Utanmazlar
Türkiye’de kulüplerin sorunları tartışılırken, masaya getirilen en güçlü argüman, kulüplerin sahiplik sistemine dönmesi olur.
Sizi bilmem ama benim için 2021’in spor alanındaki en önemli olayı, dünya futbolunu domine etme iddiasında 12 kulübün, Avrupa Süper Ligi adında yeni bir lig formatını tanıtıp, ertesi gün o karara imza atan yöneticilerinin sokağa bile çıkamayacak hale gelmeleri oldu. Böyle bir teklifi ortaya getirebilme cesaretlerinden bağımsız olarak, belli ki böyle bir kitlesel tepki alacaklarını öngörmüş değillerdi. Bu kadar toplumlardan kopuk insanların, toplumlar adına kararlar alabilme yetkisini kendilerinde görmeleri ise tarihin sayfalarına yazılmış oldu.
Uzun uzun anlatmaya gerek yok. Avrupa futbolunun önde gelen 12 kulübünün başkanları çıkar ve biz böyle uygun gördük, bundan sonra bu 12 kulübün merkezinde olduğu yeni bir futbol ligi formatı oluşturduk, hayırlı olsun derler. Bu format, kurguladığı yapısı gereği; gücü ve parayı bir piramit şeklinde, piramidin tepesinde biriktirmek amacıyla kurgulanmış bir formattır. Zaten bu, sadece spor alanında değil, hayatın her alanında görmekte olduğumuz çok bildik bir hikaye.

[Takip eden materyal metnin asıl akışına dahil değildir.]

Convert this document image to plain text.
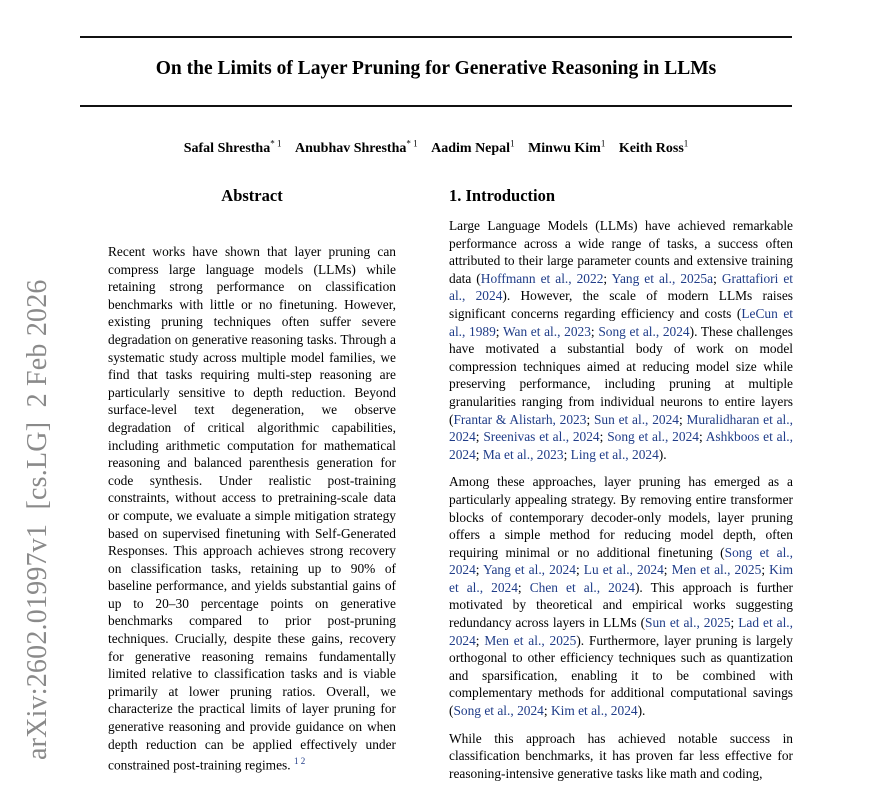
arXiv:2602.01997v1  [cs.LG]  2 Feb 2026
On the Limits of Layer Pruning for Generative Reasoning in LLMs
Safal Shrestha$^{* 1}$ Anubhav Shrestha$^{* 1}$ Aadim Nepal$^1$ Minwu Kim$^1$ Keith Ross$^1$
Abstract

Recent works have shown that layer pruning can compress large language models (LLMs) while retaining strong performance on classification benchmarks with little or no finetuning. However, existing pruning techniques often suffer severe degradation on generative reasoning tasks. Through a systematic study across multiple model families, we find that tasks requiring multi-step reasoning are particularly sensitive to depth reduction. Beyond surface-level text degeneration, we observe degradation of critical algorithmic capabilities, including arithmetic computation for mathematical reasoning and balanced parenthesis generation for code synthesis. Under realistic post-training constraints, without access to pretraining-scale data or compute, we evaluate a simple mitigation strategy based on supervised finetuning with Self-Generated Responses. This approach achieves strong recovery on classification tasks, retaining up to 90% of baseline performance, and yields substantial gains of up to 20–30 percentage points on generative benchmarks compared to prior post-pruning techniques. Crucially, despite these gains, recovery for generative reasoning remains fundamentally limited relative to classification tasks and is viable primarily at lower pruning ratios. Overall, we characterize the practical limits of layer pruning for generative reasoning and provide guidance on when depth reduction can be applied effectively under constrained post-training regimes. $^{1 2}$

1. Introduction

Large Language Models (LLMs) have achieved remarkable performance across a wide range of tasks, a success often attributed to their large parameter counts and extensive training data (Hoffmann et al., 2022; Yang et al., 2025a; Grattafiori et al., 2024). However, the scale of modern LLMs raises significant concerns regarding efficiency and costs (LeCun et al., 1989; Wan et al., 2023; Song et al., 2024). These challenges have motivated a substantial body of work on model compression techniques aimed at reducing model size while preserving performance, including pruning at multiple granularities ranging from individual neurons to entire layers (Frantar & Alistarh, 2023; Sun et al., 2024; Muralidharan et al., 2024; Sreenivas et al., 2024; Song et al., 2024; Ashkboos et al., 2024; Ma et al., 2023; Ling et al., 2024).

Among these approaches, layer pruning has emerged as a particularly appealing strategy. By removing entire transformer blocks of contemporary decoder-only models, layer pruning offers a simple method for reducing model depth, often requiring minimal or no additional finetuning (Song et al., 2024; Yang et al., 2024; Lu et al., 2024; Men et al., 2025; Kim et al., 2024; Chen et al., 2024). This approach is further motivated by theoretical and empirical works suggesting redundancy across layers in LLMs (Sun et al., 2025; Lad et al., 2024; Men et al., 2025). Furthermore, layer pruning is largely orthogonal to other efficiency techniques such as quantization and sparsification, enabling it to be combined with complementary methods for additional computational savings (Song et al., 2024; Kim et al., 2024).

While this approach has achieved notable success in classification benchmarks, it has proven far less effective for reasoning-intensive generative tasks like math and coding,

Öyle bir lig formatı düşünün ki, gücünü yerelliğinden alan rekabetlerin, yeteri kadar gelir üretmediği gerekçesiyle üstünü çizip, dünyanın en iyi futbolcularının oluşturduğu bir takım yapılar üzerinden çok daha fazla eğlence vermeyi taahhüt ediyor. Yani esasında mahallenizdeki bakkalla Fenerbahçe – Galatasaray sohbeti yapmayın, gelin size Real Madrid - Juventus maçının kritiğini yaptırayım diyor. Tüm dünya otursun kalksın, bu 12 takımın ve aslında 12 şirketin etrafına doluşsun, neyi nasıl konuşacağınızı ve güç atfettiğiniz her şeyi de bu 12 şirket sunsun kabulüyle hareket ediyor.

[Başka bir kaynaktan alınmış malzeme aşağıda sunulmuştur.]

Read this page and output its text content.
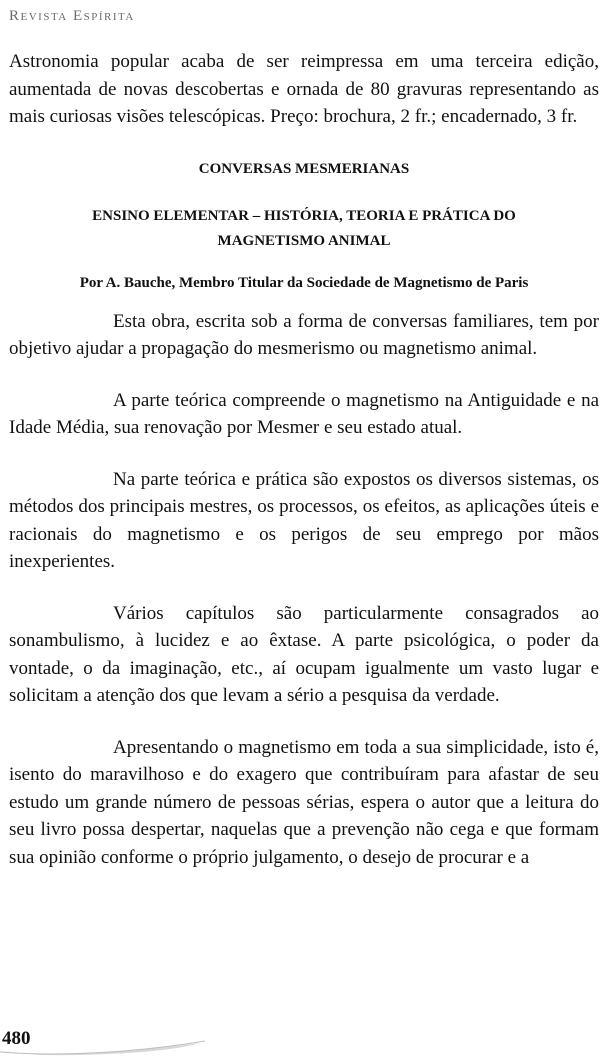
Revista Espírita

Astronomia popular acaba de ser reimpressa em uma terceira edição, aumentada de novas descobertas e ornada de 80 gravuras representando as mais curiosas visões telescópicas. Preço: brochura, 2 fr.; encadernado, 3 fr.

CONVERSAS MESMERIANAS
ENSINO ELEMENTAR – HISTÓRIA, TEORIA E PRÁTICA DO MAGNETISMO ANIMAL
Por A. Bauche, Membro Titular da Sociedade de Magnetismo de Paris

Esta obra, escrita sob a forma de conversas familiares, tem por objetivo ajudar a propagação do mesmerismo ou magnetismo animal.

A parte teórica compreende o magnetismo na Antiguidade e na Idade Média, sua renovação por Mesmer e seu estado atual.

Na parte teórica e prática são expostos os diversos sistemas, os métodos dos principais mestres, os processos, os efeitos, as aplicações úteis e racionais do magnetismo e os perigos de seu emprego por mãos inexperientes.

Vários capítulos são particularmente consagrados ao sonambulismo, à lucidez e ao êxtase. A parte psicológica, o poder da vontade, o da imaginação, etc., aí ocupam igualmente um vasto lugar e solicitam a atenção dos que levam a sério a pesquisa da verdade.

Apresentando o magnetismo em toda a sua simplicidade, isto é, isento do maravilhoso e do exagero que contribuíram para afastar de seu estudo um grande número de pessoas sérias, espera o autor que a leitura do seu livro possa despertar, naquelas que a prevenção não cega e que formam sua opinião conforme o próprio julgamento, o desejo de procurar e a

480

Burada esasında mesele, onların oyunu nasıl gördükleri, oyuna nasıl bir şekil vermek istedikleri, buna güçlerinin veya haklarının olup olmadığı değil. Çünkü onlar bunu yapmak isterler. Burada mesele, toplumun buna ne reaksiyon vereceğiyle alakalı. Çünkü, bu muktedirler yaptıkları veya yapmayı tahayyül ettikleri her konuda topluma bakarlar. Bu kararlarını açıkladıkları günün ertesi gününde, artık karara imza atan isimlerin sokağa bile çıkamayacak hale gelmiş olduklarını görmek, işte yılın spor adına en anlamlı olayıydı.

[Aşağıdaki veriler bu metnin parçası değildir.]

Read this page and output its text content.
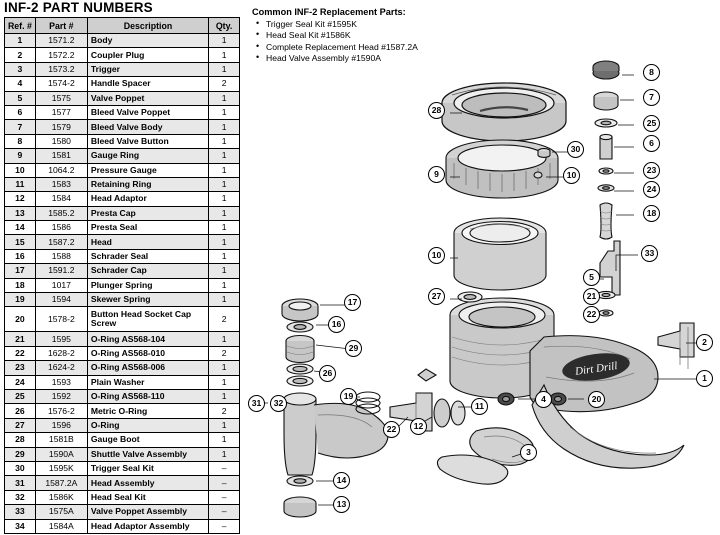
INF-2 PART NUMBERS
Ref. #	Part #	Description	Qty.
1	1571.2	Body	1
2	1572.2	Coupler Plug	1
3	1573.2	Trigger	1
4	1574-2	Handle Spacer	2
5	1575	Valve Poppet	1
6	1577	Bleed Valve Poppet	1
7	1579	Bleed Valve Body	1
8	1580	Bleed Valve Button	1
9	1581	Gauge Ring	1
10	1064.2	Pressure Gauge	1
11	1583	Retaining Ring	1
12	1584	Head Adaptor	1
13	1585.2	Presta Cap	1
14	1586	Presta Seal	1
15	1587.2	Head	1
16	1588	Schrader Seal	1
17	1591.2	Schrader Cap	1
18	1017	Plunger Spring	1
19	1594	Skewer Spring	1
20	1578-2	Button Head Socket Cap Screw	2
21	1595	O-Ring AS568-104	1
22	1628-2	O-Ring AS568-010	2
23	1624-2	O-Ring AS568-006	1
24	1593	Plain Washer	1
25	1592	O-Ring AS568-110	1
26	1576-2	Metric O-Ring	2
27	1596	O-Ring	1
28	1581B	Gauge Boot	1
29	1590A	Shuttle Valve Assembly	1
30	1595K	Trigger Seal Kit	–
31	1587.2A	Head Assembly	–
32	1586K	Head Seal Kit	–
33	1575A	Valve Poppet Assembly	–
34	1584A	Head Adaptor Assembly	–
Common INF-2 Replacement Parts:
• Trigger Seal Kit #1595K
• Head Seal Kit #1586K
• Complete Replacement Head #1587.2A
• Head Valve Assembly #1590A
Dirt Drill
8
7
25
6
23
24
18
30
10
28
9
10
27
5
33
21
22
2
1
4	20
11
12
22
19
32
31
26
29
16
17
3
14
13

Kimler kimler ne tepkiler göstermediler ki... Önce taraftar grupları ayağa kalktı. Bizim kulübümüzü, değerlerimizi oluşturan yer, yerel rekabettir dediler. Biz bir pub’da farklı takımı tutan bir arkadaşımızla futbol sohbeti yapamayacaksak, o rekabeti kendi içimizde yaşayamayacaksak, tüm bu olan bitenin ne anlamı ver dediler. Bunu öncelikle bu ligin zaten kurucusu olan, ağızlarına bir parmak bal çalınan, kendilerini ayrıcalıklı pozisyonda hissetmeleri beklenen kulüplerin taraftarları söyledi. Liverpool kulübünün simgesi olan, gücünü de belli oranda oradan aldığı meşhur KOP tribünü, ertesi gün yaptığı açıklamada bu karar uygulanırsa tribünlerden çekileceklerini resmen ilan ediyorlardı. Diğer taraftar grupları da onları takip ettiler.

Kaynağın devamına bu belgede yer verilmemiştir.